When observers are heard to say the Tea Party drives the Republican Party now what they really mean is crazy, old, white people drive the agenda. These would be the Americans who swear by their Medicare and bristle at anyone reckless enough to threaten it, yet believe Medicare for all is a dangerous government takeover of health care. As a bold emblem of their remarkable disorientation they have chosen the protest ostensibly over taxation in Boston in the 18th Century as their guiding symbol, though at a time when taxes across the board are at their lowest point in modern American history. And of course Rush Limbaugh and Bill O ‘Reilly, the former a bulbous mass of white smoldering resentment blowing smoke out his ears, the latter a volcano of crotchety grump, together represent above all white male hegemony under siege, the preferred tribunes of crazy old white people across the land.
In fairness, the GOP retains some crazy young white people too: the Ayn Rand cultists, her philosophy of selfishness and her division of the body politic into the worthwhile and the useless unwashed irresistible to young reactionaries; those tutored since they were pups that all things progressive are evil and worse, European; the scrubbed and bushytailed bagmen for corporations, banks and big business. Whatever their age, the GOP welcomes them and their particular sense of victimization, whether what they believe lost is white privilege, gender domination (or both), employer unaccountability, socially enforced taboos and Puritanism, or whether it is the attack from science, economics, education on their ideological fundamentalism and assumptions…progress generally… that has them aggrieved.
The real point would be that the 2010 elections, and the GOP’s, crazy, old, white people led triumph likely was the party’s last big electoral hoorah. 2010 was their final perfect storm: a broad protest vote against high unemployment and a feeble economy, a Democratic base feeling a mixture of bafflement and letdown and vague purpose, the culturally put-upon on the right up in arms (literally, at times) fearful and antagonistic toward what they see as the cultural encroachment of Latinos, gays and blacks, and political harbingers redolent of progress and the European continent all somehow embodied in the person and symbol that is Barack Obama.

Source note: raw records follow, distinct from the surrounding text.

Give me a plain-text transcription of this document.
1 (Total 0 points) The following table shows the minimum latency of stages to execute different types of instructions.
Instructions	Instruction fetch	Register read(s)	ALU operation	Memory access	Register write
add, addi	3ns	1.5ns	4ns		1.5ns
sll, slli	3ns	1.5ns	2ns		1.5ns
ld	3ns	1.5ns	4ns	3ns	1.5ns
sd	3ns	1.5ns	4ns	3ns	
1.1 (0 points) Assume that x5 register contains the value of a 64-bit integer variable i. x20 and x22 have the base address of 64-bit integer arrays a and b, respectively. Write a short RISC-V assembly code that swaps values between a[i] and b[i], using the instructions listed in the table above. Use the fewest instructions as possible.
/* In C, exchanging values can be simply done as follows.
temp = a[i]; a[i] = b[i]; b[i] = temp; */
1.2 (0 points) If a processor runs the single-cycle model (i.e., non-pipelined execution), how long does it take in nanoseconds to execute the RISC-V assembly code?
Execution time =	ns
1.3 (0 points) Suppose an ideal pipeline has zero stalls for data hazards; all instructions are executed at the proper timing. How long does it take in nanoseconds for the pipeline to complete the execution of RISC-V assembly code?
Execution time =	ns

Jowly, superannuated dough boy Newt Gingrich certainly would be a natural as a standard bearer for the party of crazy old white people in the 2012 elections, his offering of ideological exotica and southern strategy just the ticket for the GOP. Long representing a district in Georgia that once went for segregationist George Wallace for president of the United States, his Confederate bona fides definitely are in order. But most any Republican candidate now in the field can serve the same purpose, even if Mitt Romney may blow the color-coded dog whistle a little softer than the others would.

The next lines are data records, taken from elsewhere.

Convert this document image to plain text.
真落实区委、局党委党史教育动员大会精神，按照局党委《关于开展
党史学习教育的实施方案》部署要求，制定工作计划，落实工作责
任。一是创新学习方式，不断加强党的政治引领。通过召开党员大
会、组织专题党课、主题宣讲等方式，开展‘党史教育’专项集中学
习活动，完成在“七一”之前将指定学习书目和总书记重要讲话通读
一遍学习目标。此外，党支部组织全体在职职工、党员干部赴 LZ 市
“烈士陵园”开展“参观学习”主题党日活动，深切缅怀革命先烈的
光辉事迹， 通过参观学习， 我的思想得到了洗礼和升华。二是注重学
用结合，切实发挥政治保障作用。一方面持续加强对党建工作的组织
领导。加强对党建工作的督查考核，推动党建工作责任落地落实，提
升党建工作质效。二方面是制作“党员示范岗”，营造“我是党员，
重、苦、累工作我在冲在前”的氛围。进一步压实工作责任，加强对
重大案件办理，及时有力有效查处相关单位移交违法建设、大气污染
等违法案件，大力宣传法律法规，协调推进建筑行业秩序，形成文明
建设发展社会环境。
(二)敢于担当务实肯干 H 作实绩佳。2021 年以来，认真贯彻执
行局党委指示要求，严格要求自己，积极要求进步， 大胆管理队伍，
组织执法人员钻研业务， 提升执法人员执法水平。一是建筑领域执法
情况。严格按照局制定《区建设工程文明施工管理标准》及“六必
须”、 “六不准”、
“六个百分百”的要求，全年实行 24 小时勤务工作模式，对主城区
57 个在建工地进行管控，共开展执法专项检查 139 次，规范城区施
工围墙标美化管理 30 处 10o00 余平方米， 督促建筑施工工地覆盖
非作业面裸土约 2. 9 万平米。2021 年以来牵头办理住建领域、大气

The party’s abiding scorching antagonism and extremity are methodically causing it to drive itself into irrelevancy, any candidate capable of earning the endorsement of the rancorous base expected to hold the current president (and non-Republicans) in complete and utter contempt without relent, as traitorous, illegitimate and ideologically and culturally, if not literally foreign.

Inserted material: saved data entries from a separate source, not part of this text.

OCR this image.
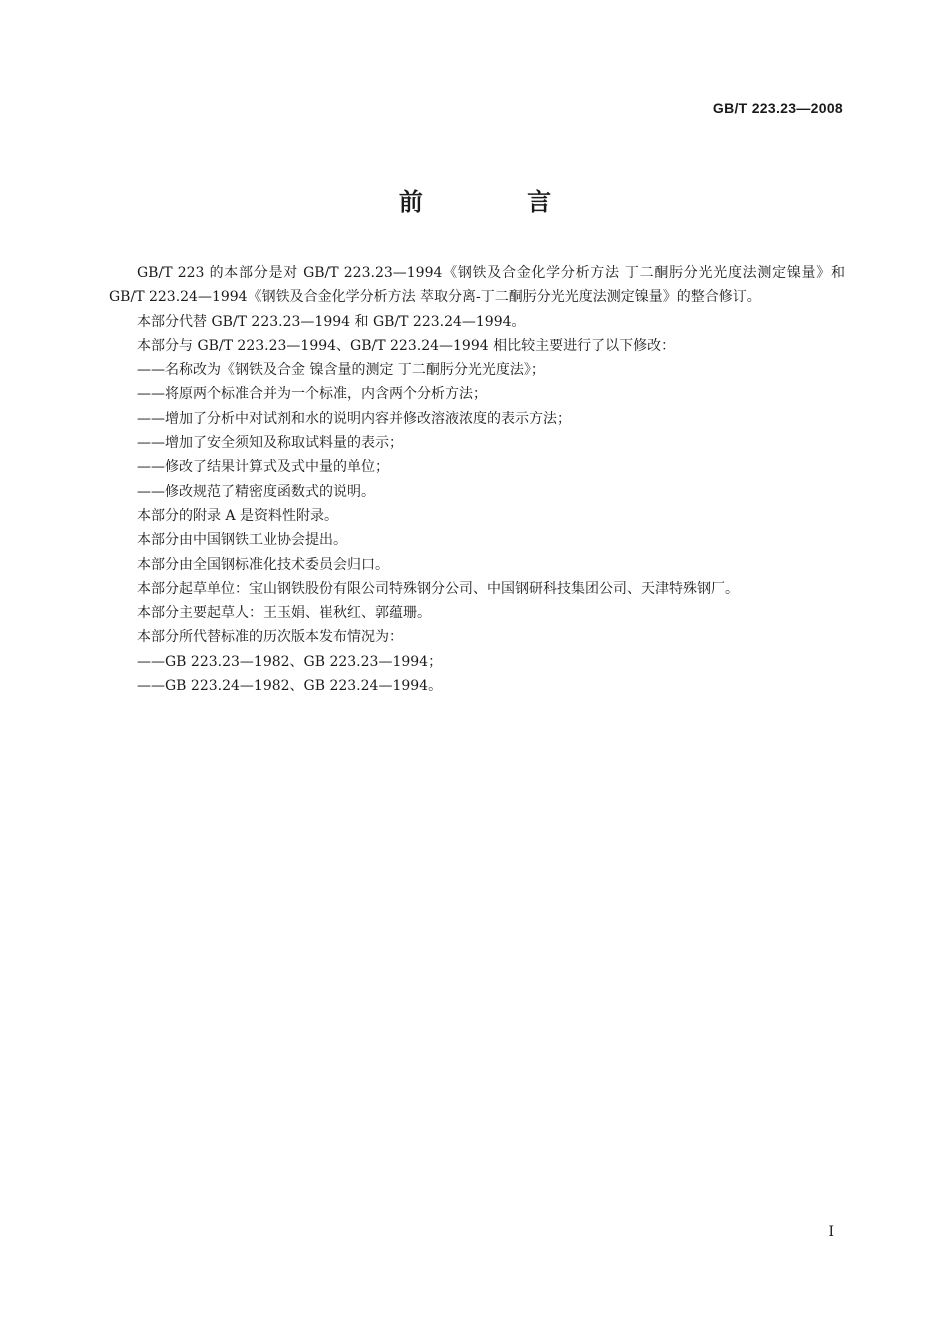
GB/T 223.23—2008
前 言

GB/T 223 的本部分是对 GB/T 223.23—1994《钢铁及合金化学分析方法 丁二酮肟分光光度法测定镍量》和 GB/T 223.24—1994《钢铁及合金化学分析方法 萃取分离-丁二酮肟分光光度法测定镍量》的整合修订。

本部分代替 GB/T 223.23—1994 和 GB/T 223.24—1994。

本部分与 GB/T 223.23—1994、GB/T 223.24—1994 相比较主要进行了以下修改：

——名称改为《钢铁及合金 镍含量的测定 丁二酮肟分光光度法》；

——将原两个标准合并为一个标准，内含两个分析方法；

——增加了分析中对试剂和水的说明内容并修改溶液浓度的表示方法；

——增加了安全须知及称取试料量的表示；

——修改了结果计算式及式中量的单位；

——修改规范了精密度函数式的说明。

本部分的附录 A 是资料性附录。

本部分由中国钢铁工业协会提出。

本部分由全国钢标准化技术委员会归口。

本部分起草单位：宝山钢铁股份有限公司特殊钢分公司、中国钢研科技集团公司、天津特殊钢厂。

本部分主要起草人：王玉娟、崔秋红、郭蕴珊。

本部分所代替标准的历次版本发布情况为：

——GB 223.23—1982、GB 223.23—1994；

——GB 223.24—1982、GB 223.24—1994。

I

But demographics are against them, as are reality and the direction in which most of the world has long been moving and continues to move. Republicans may have been effectively indoctrinated with faulty history lessons and perverse nostalgia, but the modern welfare state is well entrenched, not only viewed virtually everywhere as obligatory and necessary, but much preferred. Republican politicians’ inability to resist sops to the populist xenophobia of the Republican base, insisting upon demeaning stereotypes and hateful demagoguery when dealing with the issue of immigration has alienated Latinos, the fastest growing segment of the population possibly for a generation. Comments such as “food stamp president” only remind blacks of the attitudes and smarmy appeals that have alienated them from Republicans for so long.
Younger voters across the board simply do not share the cultural conservatism of the far right, the stigmatization of either gays or abortion; nor do they revere the financial and corporate sector as unassailable good, nor accept generalized indictments of government as credible. That leaves…yes, crazy, old white people; the youthful exponents of greed and indifference with their Randian fever, and the frat wing of nasty ideological twerps, brimming with juvenilia, disinformation and dirty tricks to build their hopes upon. A coalition for the future it is not.
For the moment, the Republican regressives may hunker down inside their conservative media redoubts out of harm’s way of reality, factuality, rationality and the ways of the modern world. How long they can hold out as a viable political force, who knows? But all available signs are that the party is becoming an anachronism. For the Republican base indeed there is enormous emotional satisfaction in the purity of ideological fire and brimstone and ideological civil war. But the days are numbered. In the long run, I believe, these extremes will recede to the fringe where they once sustained, John Birchers and nutty libertarians relegated back to where they belonged before conquering a vulnerable and embittered Republican “mainstream.”
Making such a prediction I guess I will be in a lot of trouble if I’m proved wrong. But then, so will you.